I was having an incredibly difficult time choosing one portrait, as so many of my favourites live in the NPG (indeed, my all time favourite artist Franz Xavier Winterhalter had a few for me to drool over). However, I finally settled on “The Brontë Sisters” painted by Patrick Branwell Brontë (their brother) around 1834. Here is the image’s page from the National Portrait Gallery website:


and the image itself:

This is an image that I- as an English major specialising in 19th Century British Literature and a devoted admirer of Jane Eyre, my all-time favourite book- have seen countless times, but there was something completely magical about seeing it in the flesh, as it were. There are many reasons that I love this portrait: it includes Charlotte (who I practically worship), the oft-neglected Anne (whose books I really enjoy and think should be read more), and the bane of my existence Emily (I think Wuthering Heights is probably the worst love story of all time) and shows them in what was really their natural setting: their home. The siblings were very close (several other children had died before their teen years) and I think it’s very significant that the portrait was painted by the only brother, Branwell. Branwell was a very tragic figure: he drank himself to death in 1848, squabbled away his money and talent (both as an artist and a poet) and left his sisters alone to care for their ageing father. I had not really noticed the details of the portrait before: that “pillar” in the middle, which my eyes had frequently just glossed over, appears to actually be a painted-over self-portrait of Branwell. Whether he had just changed his mind about including himself in with his sisters or was simply unhappy with the result is unknown, but there is an eerie symbolism to the ghostly silhouette that remains amidst the figures of the sisters.

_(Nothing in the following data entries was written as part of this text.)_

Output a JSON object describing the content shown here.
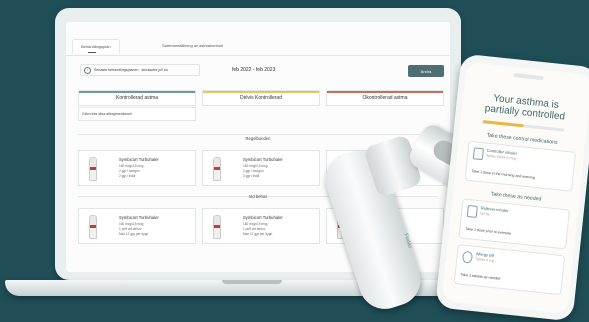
{
  "tabs": [
    "Behandlingsplan",
    "Sammanställning av astmakontroll"
  ],
  "info_notice": "Senaste behandlingsplanen · skickades juli nu",
  "period": "feb 2022 - feb 2023",
  "change_button": "Ändra",
  "status_cards": [
    {
      "label": "Kontrollerad astma",
      "color": "#6e9c92"
    },
    {
      "label": "Delvis Kontrollerad",
      "color": "#e8c35a"
    },
    {
      "label": "Okontrollerad astma",
      "color": "#cf6a5c"
    }
  ],
  "allergy_text": "Glöm inte dina allergimediciner!",
  "sections": {
    "regular": "Regelbunden",
    "as_needed": "Vid behov"
  },
  "regular_meds": [
    {
      "name": "Symbicort Turbuhaler",
      "lines": [
        "160 mcg/4,5 mcg",
        "2 ggr i morgon",
        "2 ggr i kväll"
      ]
    },
    {
      "name": "Symbicort Turbuhaler",
      "lines": [
        "160 mcg/4,5 mcg",
        "2 ggr i morgon",
        "2 ggr i kväll"
      ]
    },
    {
      "name": "",
      "lines": []
    }
  ],
  "as_needed_meds": [
    {
      "name": "Symbicort Turbuhaler",
      "lines": [
        "160 mcg/4,5 mcg",
        "1 puff vid behov",
        "Max 12 ggr per dygn"
      ]
    },
    {
      "name": "Symbicort Turbuhaler",
      "lines": [
        "160 mcg/4,5 mcg",
        "1 puff vid behov",
        "Max 12 ggr per dygn"
      ]
    },
    {
      "name": "",
      "lines": []
    }
  ],
  "phone": {
    "title_line1": "Your asthma is",
    "title_line2": "partially controlled",
    "control_level": 0.5,
    "section1": "Take these control medications",
    "controller": {
      "name": "Controller inhaler",
      "dose": "Spray 160/4.5 mcg",
      "note": "Take 1 dose in the morning and evening"
    },
    "section2": "Take these as needed",
    "reliever": {
      "name": "Reliever inhaler",
      "dose": "Spray",
      "note": "Take 1 dose prior to exercise"
    },
    "allergy": {
      "name": "Allergy pill",
      "dose": "Tablet 4 mg",
      "note": "Take 2 tablets as needed"
    }
  },
  "inhaler_brand": "Findair"
}
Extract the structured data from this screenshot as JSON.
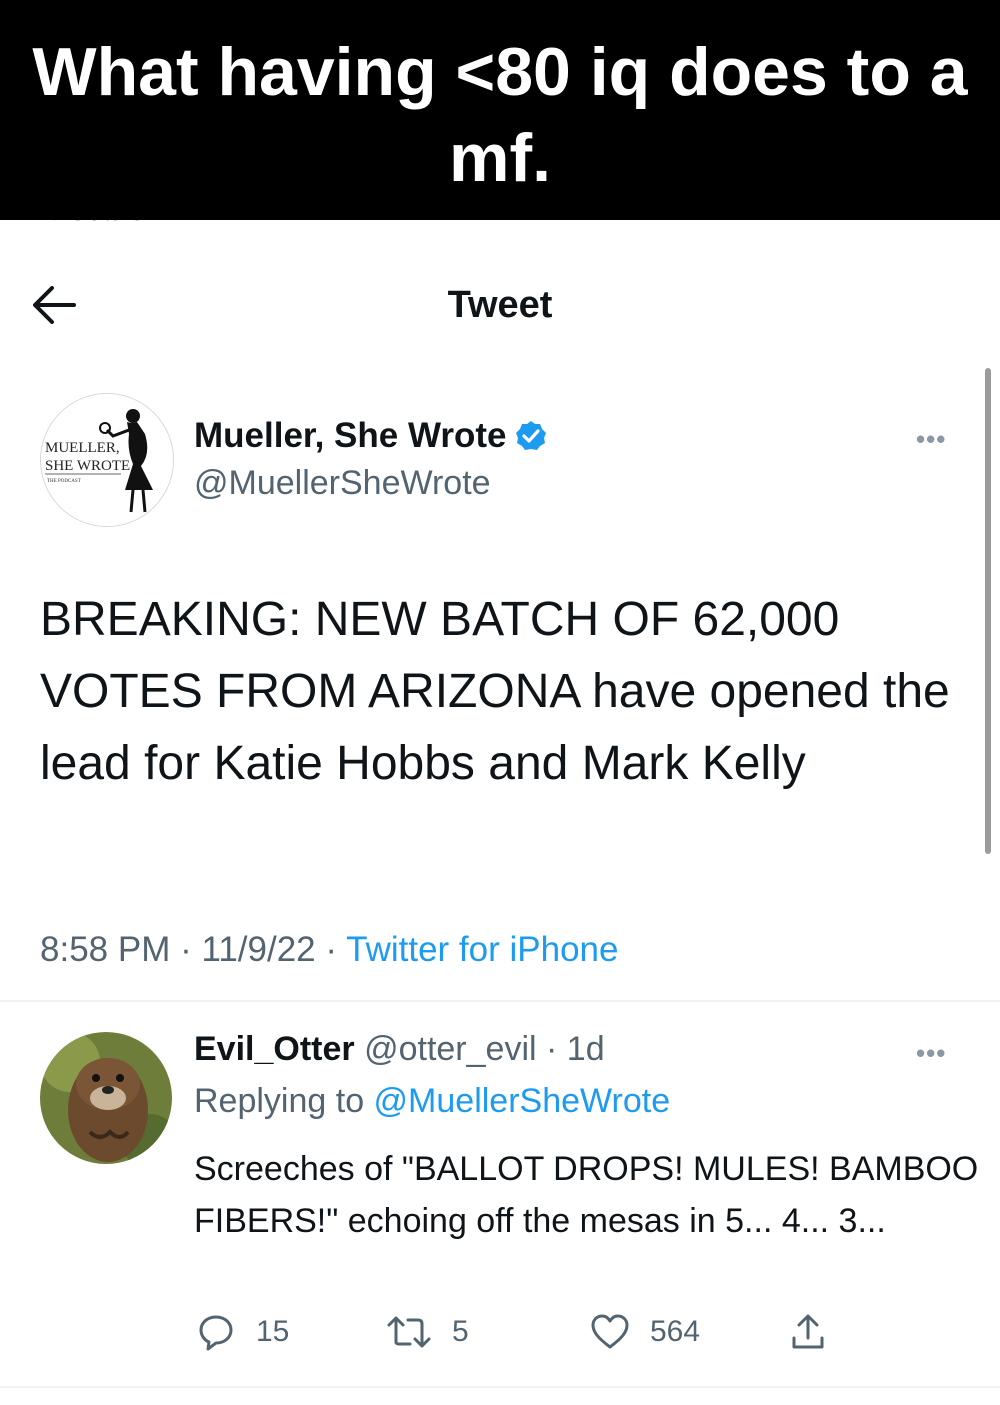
{
  "caption": {
    "text": "What having <80 iq does to a mf."
  },
  "status_bar": {
    "back_label": "◄ Search"
  },
  "nav": {
    "title": "Tweet",
    "back_icon": "arrow-left-icon"
  },
  "tweet": {
    "author": {
      "name": "Mueller, She Wrote",
      "handle": "@MuellerSheWrote",
      "verified": true,
      "avatar_text_line1": "MUELLER,",
      "avatar_text_line2": "SHE WROTE",
      "avatar_text_line3": "THE PODCAST"
    },
    "text": "BREAKING: NEW BATCH OF 62,000 VOTES FROM ARIZONA have opened the lead for Katie Hobbs and Mark Kelly",
    "time": "8:58 PM",
    "sep1": " · ",
    "date": "11/9/22",
    "sep2": " · ",
    "source": "Twitter for iPhone",
    "more_icon": "more-dots-icon"
  },
  "reply": {
    "name": "Evil_Otter",
    "handle": "@otter_evil",
    "sep": " · ",
    "age": "1d",
    "replying_prefix": "Replying to ",
    "replying_to": "@MuellerSheWrote",
    "text": "Screeches of \"BALLOT DROPS! MULES! BAMBOO FIBERS!\" echoing off the mesas in 5... 4... 3...",
    "actions": {
      "replies": "15",
      "retweets": "5",
      "likes": "564"
    }
  },
  "colors": {
    "accent": "#1d9bf0",
    "secondary_text": "#536471",
    "caption_bg": "#000000"
  }
}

Two months after Branwell’s death, Emily sickened (likely with a fever resulting from a neglected cold) and died very quickly. Anne developed consumption not long after and died within six months of her sister. This left Charlotte the only surviving Bronte sibling until her own death about six years later. It is hard to view the siblings together, apparently happy- approximately 14 years before their tragedies began-and forget this sad fact.

Categories: 2010 Elizabeth

2 responses so far ↓

  •   stepheniem // Sep 4th 2010 at 20:28

    I find it interesting that you single out non-traditional portraits, in the sense of anything not painted, and almost mourn their increase in popularity, albeit somewhat at the expense of painted portraits. Throughout history statues have played an almost equally important role in determining a person’s status as a traditional painted portrait. They competed with and complemented their contemporary painted portraits. In fact, it is thanks to these statues that we have likenesses of some rulers at all! With the advent of photography, the access to a portrait of someone has expanded. Instead of stuffier formal portraits, we now have a greater possibility for non-traditional portraits which have the power to reveal a person in a single moment, free from the confines of a studio space. Instead of calling this a “sad fact,” viewers and museums alike should embrace this change as another phase in art history. It is this type of change which has the potential of breaking down “elitist” barriers in art, something that all museums, not just the NPG, have to deal with.

  •   Elizabeth Barr // Sep 6th 2010 at 09:00

    I don’t think my preference for painted portraits is an “elitist barrier”- it is simply the mode of the age in which I have the most artistic interest. Just as the Greeks and Romans predominiantly worked in statue (particularly for their rulers), the 16th-19th centuries were very portrait-dominant. The decreased production of these art works is, to me, a “sad fact” because I don’t see the same degree of beauty in a photograph.